Theory, experiment and computation

If you put these three words in Google Images, you can see images such as this one:

Implying that science stands on three feet and that each of them is connected to the other two. As a scientist working with computer models I like this idea. I am not the only one: 4 out the first 5 images I get come from sites about computation! [1]

However I dare say that our beloved structure of sciences is wrong: experiment and computation cannot talk to each other directly. I believe the following scheme would be more appropriate.
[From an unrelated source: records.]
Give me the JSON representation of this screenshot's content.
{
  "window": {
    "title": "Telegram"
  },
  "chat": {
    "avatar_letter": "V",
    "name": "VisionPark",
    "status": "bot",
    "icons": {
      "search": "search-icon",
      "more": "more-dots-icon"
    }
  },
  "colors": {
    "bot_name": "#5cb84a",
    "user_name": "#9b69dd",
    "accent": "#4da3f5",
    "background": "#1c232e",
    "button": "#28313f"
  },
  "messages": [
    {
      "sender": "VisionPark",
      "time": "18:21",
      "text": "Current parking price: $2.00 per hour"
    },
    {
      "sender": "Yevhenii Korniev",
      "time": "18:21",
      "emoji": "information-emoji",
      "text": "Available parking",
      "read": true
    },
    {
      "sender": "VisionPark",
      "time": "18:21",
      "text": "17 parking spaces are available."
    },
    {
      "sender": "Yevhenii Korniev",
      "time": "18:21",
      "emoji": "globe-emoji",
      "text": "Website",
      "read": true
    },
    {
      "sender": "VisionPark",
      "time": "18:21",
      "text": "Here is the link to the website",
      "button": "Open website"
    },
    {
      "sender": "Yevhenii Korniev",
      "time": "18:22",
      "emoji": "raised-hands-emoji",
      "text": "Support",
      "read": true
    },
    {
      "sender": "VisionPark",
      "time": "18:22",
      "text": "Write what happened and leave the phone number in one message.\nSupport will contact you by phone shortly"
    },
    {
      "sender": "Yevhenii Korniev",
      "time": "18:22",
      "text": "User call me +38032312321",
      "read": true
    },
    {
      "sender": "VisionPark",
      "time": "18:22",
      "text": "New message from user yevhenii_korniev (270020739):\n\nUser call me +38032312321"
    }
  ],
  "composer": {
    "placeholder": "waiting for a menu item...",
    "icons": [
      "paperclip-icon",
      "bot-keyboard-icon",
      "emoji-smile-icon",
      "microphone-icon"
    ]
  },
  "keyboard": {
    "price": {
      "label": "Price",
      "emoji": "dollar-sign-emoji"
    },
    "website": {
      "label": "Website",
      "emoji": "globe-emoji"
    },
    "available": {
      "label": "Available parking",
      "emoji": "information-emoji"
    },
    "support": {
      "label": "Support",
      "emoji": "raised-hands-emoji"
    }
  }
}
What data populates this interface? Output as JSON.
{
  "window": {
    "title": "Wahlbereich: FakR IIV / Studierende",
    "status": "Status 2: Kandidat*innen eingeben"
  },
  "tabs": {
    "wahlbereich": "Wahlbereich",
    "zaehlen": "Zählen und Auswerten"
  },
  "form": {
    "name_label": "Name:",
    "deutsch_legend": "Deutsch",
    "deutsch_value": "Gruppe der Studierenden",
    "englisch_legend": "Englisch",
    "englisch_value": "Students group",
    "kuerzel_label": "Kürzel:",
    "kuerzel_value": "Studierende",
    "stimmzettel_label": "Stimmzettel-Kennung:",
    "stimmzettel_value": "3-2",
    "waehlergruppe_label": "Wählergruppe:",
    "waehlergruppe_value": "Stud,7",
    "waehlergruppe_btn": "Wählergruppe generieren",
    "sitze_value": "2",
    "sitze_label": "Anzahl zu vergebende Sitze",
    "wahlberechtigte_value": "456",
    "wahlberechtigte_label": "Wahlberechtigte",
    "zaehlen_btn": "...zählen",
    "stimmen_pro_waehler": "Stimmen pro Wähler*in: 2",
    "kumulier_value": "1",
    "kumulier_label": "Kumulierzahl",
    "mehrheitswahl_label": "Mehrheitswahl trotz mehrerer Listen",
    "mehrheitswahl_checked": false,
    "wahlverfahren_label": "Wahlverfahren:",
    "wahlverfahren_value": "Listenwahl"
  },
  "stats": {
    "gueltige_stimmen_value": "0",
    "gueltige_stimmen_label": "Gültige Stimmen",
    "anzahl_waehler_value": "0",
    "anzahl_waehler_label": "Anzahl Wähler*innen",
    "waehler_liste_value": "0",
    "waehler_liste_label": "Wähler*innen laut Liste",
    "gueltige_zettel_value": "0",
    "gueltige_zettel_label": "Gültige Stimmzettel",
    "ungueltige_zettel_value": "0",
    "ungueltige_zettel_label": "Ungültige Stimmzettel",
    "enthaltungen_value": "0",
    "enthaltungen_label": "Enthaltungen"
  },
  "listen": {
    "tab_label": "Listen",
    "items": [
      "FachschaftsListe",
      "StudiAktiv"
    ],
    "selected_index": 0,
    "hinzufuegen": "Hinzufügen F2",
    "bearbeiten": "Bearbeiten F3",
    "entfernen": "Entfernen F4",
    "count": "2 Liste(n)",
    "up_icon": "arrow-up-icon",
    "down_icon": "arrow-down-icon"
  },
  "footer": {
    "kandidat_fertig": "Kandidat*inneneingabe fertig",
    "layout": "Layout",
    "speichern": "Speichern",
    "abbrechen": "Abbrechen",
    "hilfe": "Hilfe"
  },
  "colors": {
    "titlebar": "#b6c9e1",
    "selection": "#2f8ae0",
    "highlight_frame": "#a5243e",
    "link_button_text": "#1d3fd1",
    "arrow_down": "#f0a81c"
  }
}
experiment_theory_computationExperiments produce measurements of several quantities: X-ray diffraction patterns, SAXS curves, NMR relaxation times, IR spectra, etc. None of these can be directly compared to a computation. In the molecular sciences, computations mainly produce structures and their energies. Producing those already involves a lot of theory (equations of motion, interactions between particles) but it is pretty well established. Reproducing the experimental result from the simulated coordinates is usually much more complex.
That means that we need an important amount of theory to generate experiment-like data from a computation. And we also need to be aware of the modelling that comes after any experimental data.
Take the structures of a PDB file: they are modelled from a diffraction pattern. This pattern is the experimental data, the PDB structures are not. Even if the diffraction works fine, some assumptions in the model could be responsible for a disagreement between structures from a simulation and structures computed from the diffraction. Bojan Zagrovic has a nice work on that issue.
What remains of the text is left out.